What happens at 3am? May 22, 2006
- By Chris Mittelstaedt
- Reading Time: 2 mins.
Dan, our produce buyer, is an amiable jokester. Quick-witted with a lanky frame that can mime the backdrop to any story – he’s a natural at making people laugh. He glides smoothly amongst farmers, wholesalers, and customers. Dan walks the wholesale markets daily to understand what is coming in and how it compares to what we get direct or through vendors.

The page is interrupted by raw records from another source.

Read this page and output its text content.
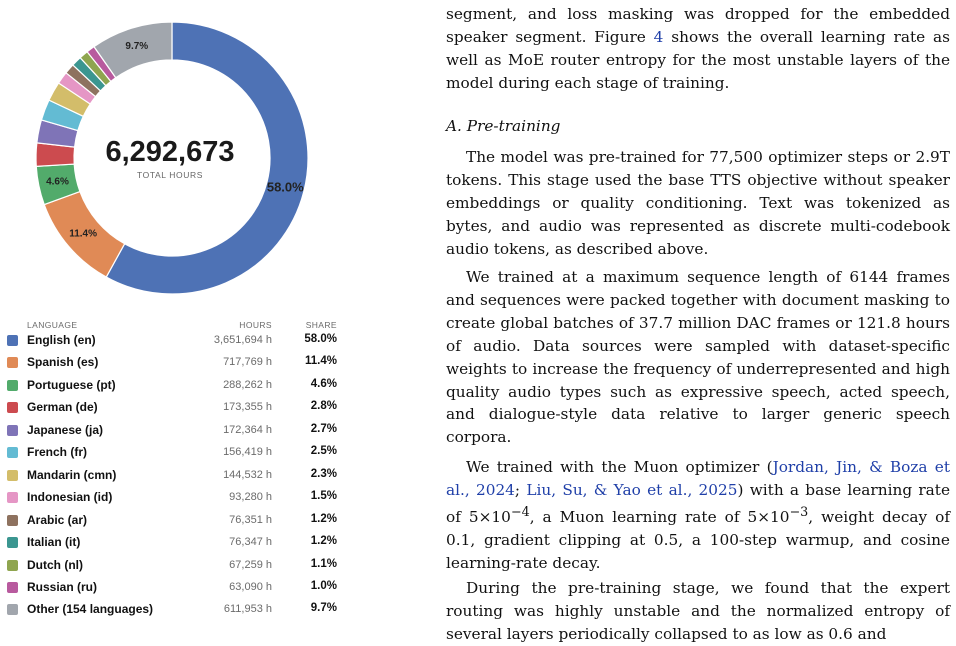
58.0%
11.4%
4.6%
9.7%
6,292,673
TOTAL HOURS
LANGUAGE	HOURS	SHARE
English (en)	3,651,694 h	58.0%
Spanish (es)	717,769 h	11.4%
Portuguese (pt)	288,262 h	4.6%
German (de)	173,355 h	2.8%
Japanese (ja)	172,364 h	2.7%
French (fr)	156,419 h	2.5%
Mandarin (cmn)	144,532 h	2.3%
Indonesian (id)	93,280 h	1.5%
Arabic (ar)	76,351 h	1.2%
Italian (it)	76,347 h	1.2%
Dutch (nl)	67,259 h	1.1%
Russian (ru)	63,090 h	1.0%
Other (154 languages)	611,953 h	9.7%
segment, and loss masking was dropped for the embedded speaker segment. Figure 4 shows the overall learning rate as well as MoE router entropy for the most unstable layers of the model during each stage of training.
A. Pre-training
The model was pre-trained for 77,500 optimizer steps or 2.9T tokens. This stage used the base TTS objective without speaker embeddings or quality conditioning. Text was tokenized as bytes, and audio was represented as discrete multi-codebook audio tokens, as described above.
We trained at a maximum sequence length of 6144 frames and sequences were packed together with document masking to create global batches of 37.7 million DAC frames or 121.8 hours of audio. Data sources were sampled with dataset-specific weights to increase the frequency of underrepresented and high quality audio types such as expressive speech, acted speech, and dialogue-style data relative to larger generic speech corpora.
We trained with the Muon optimizer (Jordan, Jin, & Boza et al., 2024; Liu, Su, & Yao et al., 2025) with a base learning rate of $5\times 10^{-4}$, a Muon learning rate of $5\times 10^{-3}$, weight decay of 0.1, gradient clipping at 0.5, a 100-step warmup, and cosine learning-rate decay.
During the pre-training stage, we found that the expert routing was highly unstable and the normalized entropy of several layers periodically collapsed to as low as 0.6 and
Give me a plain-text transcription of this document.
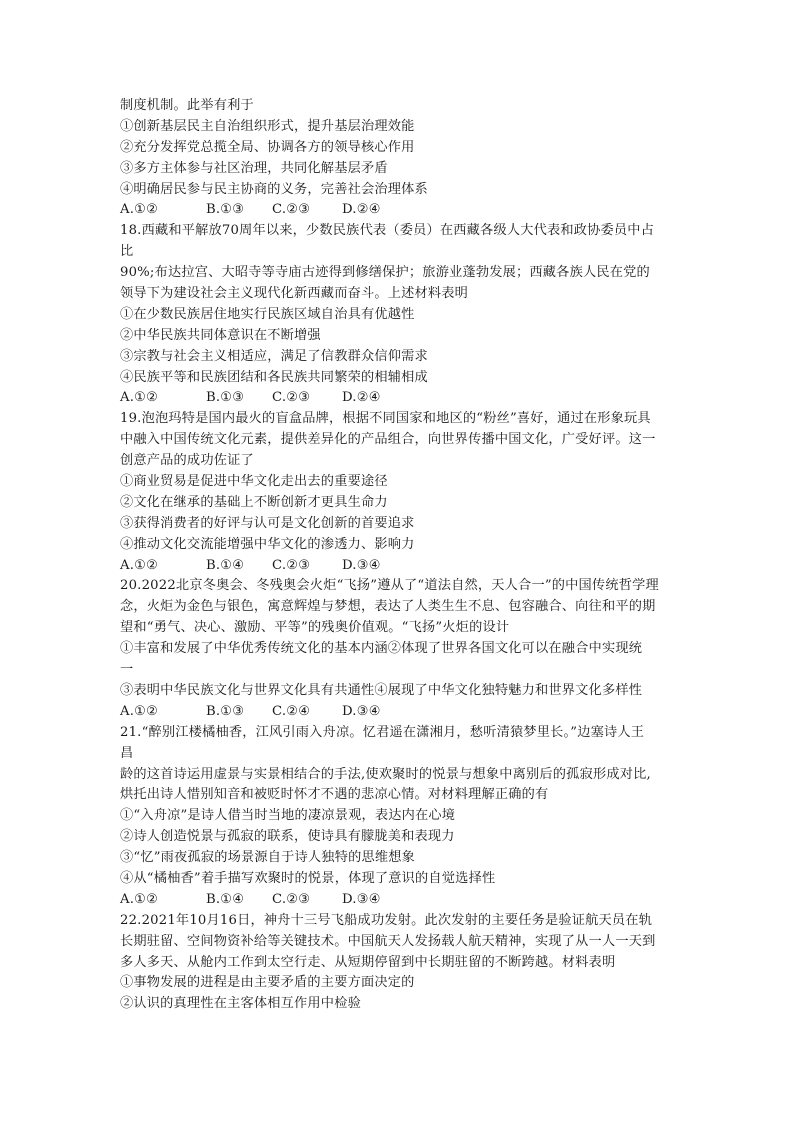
制度机制。此举有利于
①创新基层民主自治组织形式，提升基层治理效能
②充分发挥党总揽全局、协调各方的领导核心作用
③多方主体参与社区治理，共同化解基层矛盾
④明确居民参与民主协商的义务，完善社会治理体系
A.①②	B.①③	C.②③	D.②④
18.西藏和平解放70周年以来，少数民族代表（委员）在西藏各级人大代表和政协委员中占
比
90%;布达拉宫、大昭寺等寺庙古迹得到修缮保护；旅游业蓬勃发展；西藏各族人民在党的
领导下为建设社会主义现代化新西藏而奋斗。上述材料表明
①在少数民族居住地实行民族区域自治具有优越性
②中华民族共同体意识在不断增强
③宗教与社会主义相适应，满足了信教群众信仰需求
④民族平等和民族团结和各民族共同繁荣的相辅相成
A.①②	B.①③	C.②③	D.②④
19.泡泡玛特是国内最火的盲盒品牌，根据不同国家和地区的“粉丝”喜好，通过在形象玩具
中融入中国传统文化元素，提供差异化的产品组合，向世界传播中国文化，广受好评。这一
创意产品的成功佐证了
①商业贸易是促进中华文化走出去的重要途径
②文化在继承的基础上不断创新才更具生命力
③获得消费者的好评与认可是文化创新的首要追求
④推动文化交流能增强中华文化的渗透力、影响力
A.①②	B.①④	C.②③	D.③④
20.2022北京冬奥会、冬残奥会火炬“飞扬”遵从了“道法自然，天人合一”的中国传统哲学理
念，火炬为金色与银色，寓意辉煌与梦想，表达了人类生生不息、包容融合、向往和平的期
望和“勇气、决心、激励、平等”的残奥价值观。“飞扬”火炬的设计
①丰富和发展了中华优秀传统文化的基本内涵②体现了世界各国文化可以在融合中实现统
一
③表明中华民族文化与世界文化具有共通性④展现了中华文化独特魅力和世界文化多样性
A.①②	B.①③	C.②④	D.③④
21.“醉别江楼橘柚香，江风引雨入舟凉。忆君遥在潇湘月，愁听清猿梦里长。”边塞诗人王
昌
龄的这首诗运用虚景与实景相结合的手法,使欢聚时的悦景与想象中离别后的孤寂形成对比,
烘托出诗人惜别知音和被贬时怀才不遇的悲凉心情。对材料理解正确的有
①“入舟凉”是诗人借当时当地的凄凉景观，表达内在心境
②诗人创造悦景与孤寂的联系，使诗具有朦胧美和表现力
③“忆”雨夜孤寂的场景源自于诗人独特的思维想象
④从“橘柚香”着手描写欢聚时的悦景，体现了意识的自觉选择性
A.①②	B.①④	C.②③	D.③④
22.2021年10月16日，神舟十三号飞船成功发射。此次发射的主要任务是验证航天员在轨
长期驻留、空间物资补给等关键技术。中国航天人发扬载人航天精神，实现了从一人一天到
多人多天、从舱内工作到太空行走、从短期停留到中长期驻留的不断跨越。材料表明
①事物发展的进程是由主要矛盾的主要方面决定的
②认识的真理性在主客体相互作用中检验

In Northern California, there are three wholesale receiving markets for produce: Oakland, San Francisco, and South San Francisco. The San Francisco market used to be located where the Embarcadero Center now stands. In the 1960s when the market was moved, it split into two parts – some vendors moved closer to the airport (creating the South San Francisco market) and others stayed in the city (creating the Jerrold Ave market). Joe Carcione used to give his raspy “Green Grocer” report for ABC news from the South City market. In the 1940’s police officer “Hogan” walked the waterfront market and encouraged wholesalers to donate a box of produce to him (now famously known as “Hogans”) for keeping an eye out for their stalls. Although bananas no longer come off the ship still on their stalks or with tarantulas and snakes tucked quietly around the stems, at 3 in the morning there still is the active tradition of fluidly hurling insults about price or quality around forklifts, lumpers (the guys unloading pallets of produce) and 18 wheel trucks. It’s a place where a modern-day Jack would quickly lose his cow for less than three beans.